OMF suffered from under-financing during its start-up phase and declared bankruptcy in December 2003. Due to agreements in place, the production rights for the OMF-100-160 Symphony resided in Canada while the intellectual property rights were retained in Germany.

===Symphony Aircraft Industries===

The Canadian plant operation was reorganized as a private company under the name of Symphony Aircraft Industries, while the intellectual property rights to the OMF-100-160 Symphony were sold by the bankruptcy trustees to a new German company, OMF Flugzeugwerk.

An agreement was signed between OMF Flugzeugwerk and Symphony Aircraft to produce the design on two production lines in North America and Europe. This soon proved unworkable and OMF Flugzeugwerk sold out their interests to SAI in February 2005.

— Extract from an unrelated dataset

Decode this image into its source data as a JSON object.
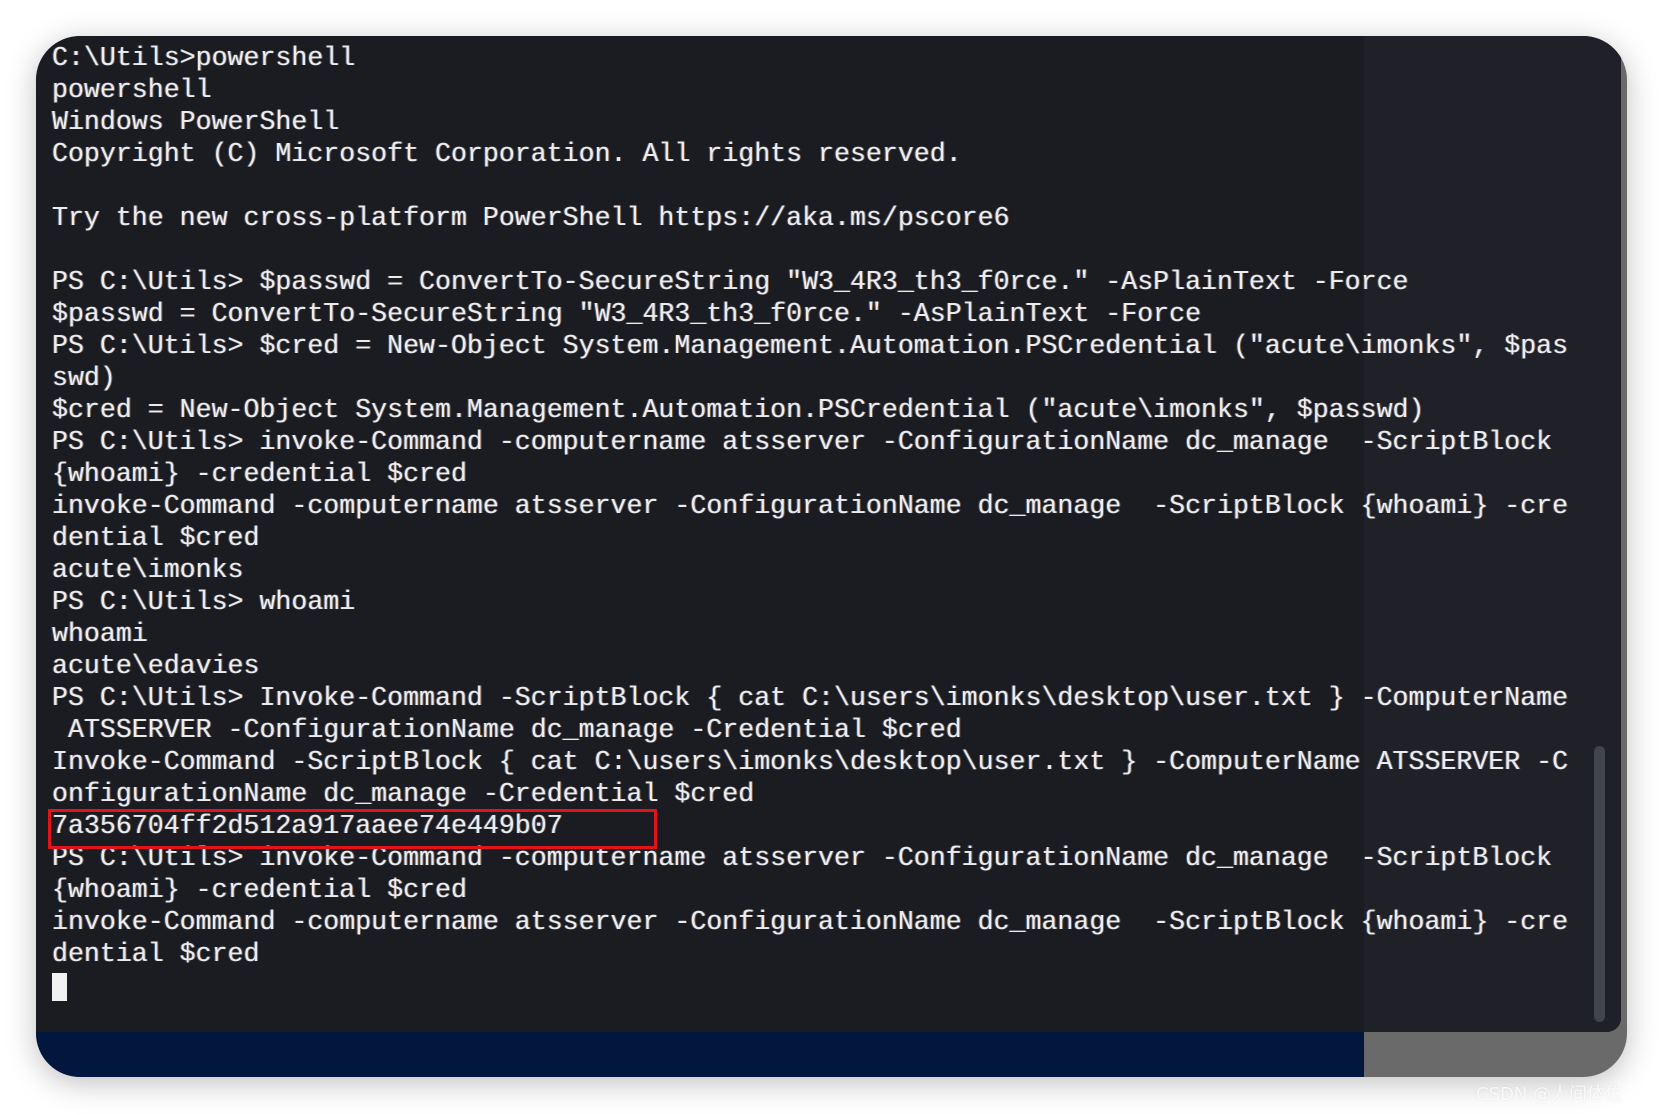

SAI redesignated the aircraft as the Symphony SA-160 and completed Transport Canada certification under CAR 523, with Transport Canada manufacturing approval achieved in March 2005.

On May 4, 2005 SAI completed FAA Type Certification, based on the Canadian certification and the first SAI produced aircraft received its FAA Certificate of Airworthiness on May 13, 2005.

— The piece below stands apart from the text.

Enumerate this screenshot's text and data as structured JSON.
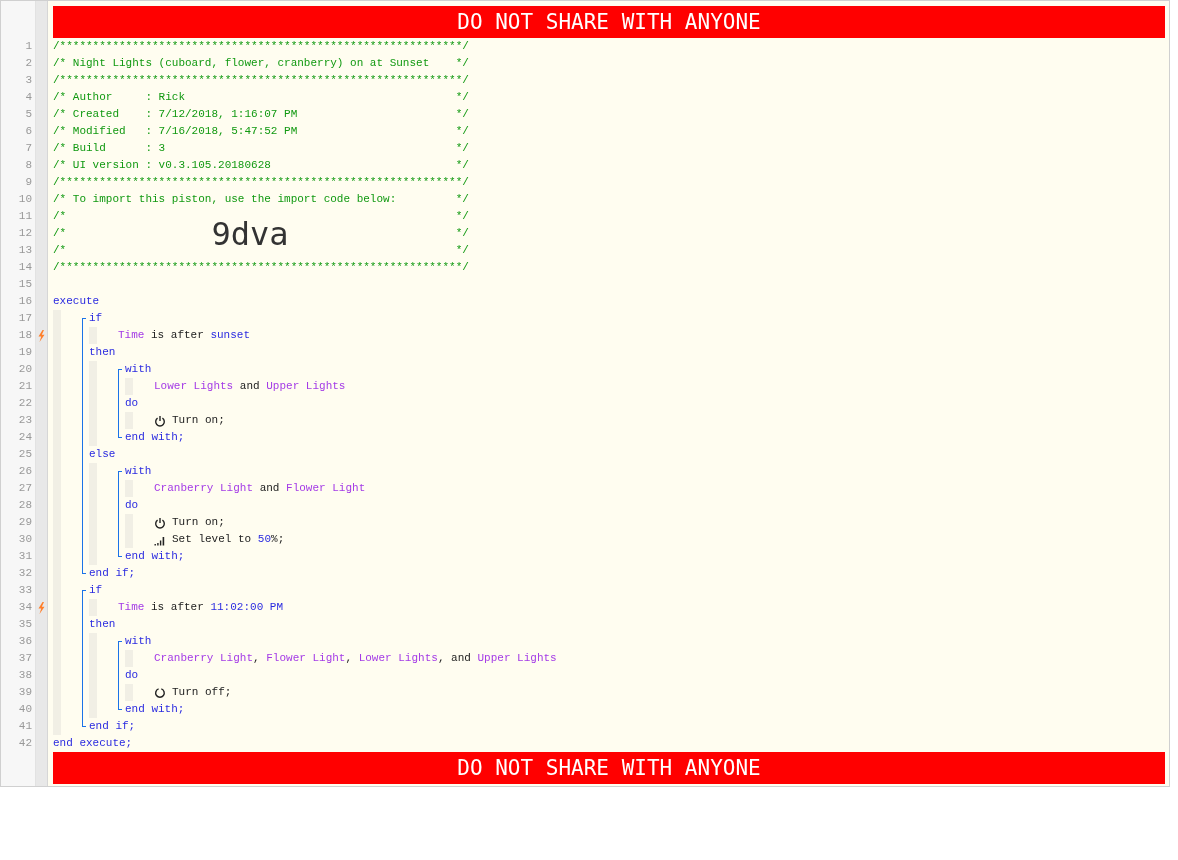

The company started by producing two Symphony 160s per month in early 2005 with production increasing to three per month in the fall of 2005 and five per month in 2006. The company pursued certification of a Ballistic Recovery Systems full aircraft parachute system and also an Avidyne glass cockpit instrumentation installation.

SAI filed for protection from creditors under the Canadian Companies' Creditors Arrangement Act in June 2006. At that time the company stated that it needed an investment of US$5.5M to continue production. The company was not able to secure the capital in Canada and indicated at that time that it might have to relocate production to attract financing from other sources. CEO Paul Costanzo indicated that factors involved in this situation included the dramatic fall in value of the US dollar against the Canadian dollar between 2003–2006, start-up and product improvement costs that were greater than expected and especially a venture capital environment in the Province of Quebec that Costanzo described as "dismal". He stated at the time, "We have simply been unable to attract sufficient capital to allow us to effectively exploit the obvious opportunity that we have with the SA-160, let alone fund our planned development of a diesel two-place and a four-place product." He indicated then that the company was focusing on certification of the SA-160's glass cockpit installation along with product cost reduction measures.

On January 22, 2007, following the withdrawal of its lead investor three days previously, Symphony Aircraft declared bankruptcy, closed its doors and laid off its entire workforce.

===NAFTAA===
On February 3, 2008 it was publicly announced that the former lead investor in Symphony Aircraft, Lou Simons, was planning to restart production of the SA-160 under the name North American Factory for Technologically Advanced Aircraft (NAFTAA). The intention at that time was that aircraft may be produced at a different location and may have a new name. Also planned were additional versions of the SA-160.

The new company announced in July 2008 that they intended to restart production by the end of 2009 at the previous plant in Trois Riveries, with a plan to produce 15 aircraft in 2009 and ramp up production to 50 to 80 per year by 2012. The aircraft were to have been given a new name and be available in a VFR version intended for flight school use, a basic IFR version and a glass cockpit equipped version powered by a 200-hp Lycoming IO-390 powerplant giving it a forecast cruise speed of 148 knots. The plan was never completed and no new aircraft were produced.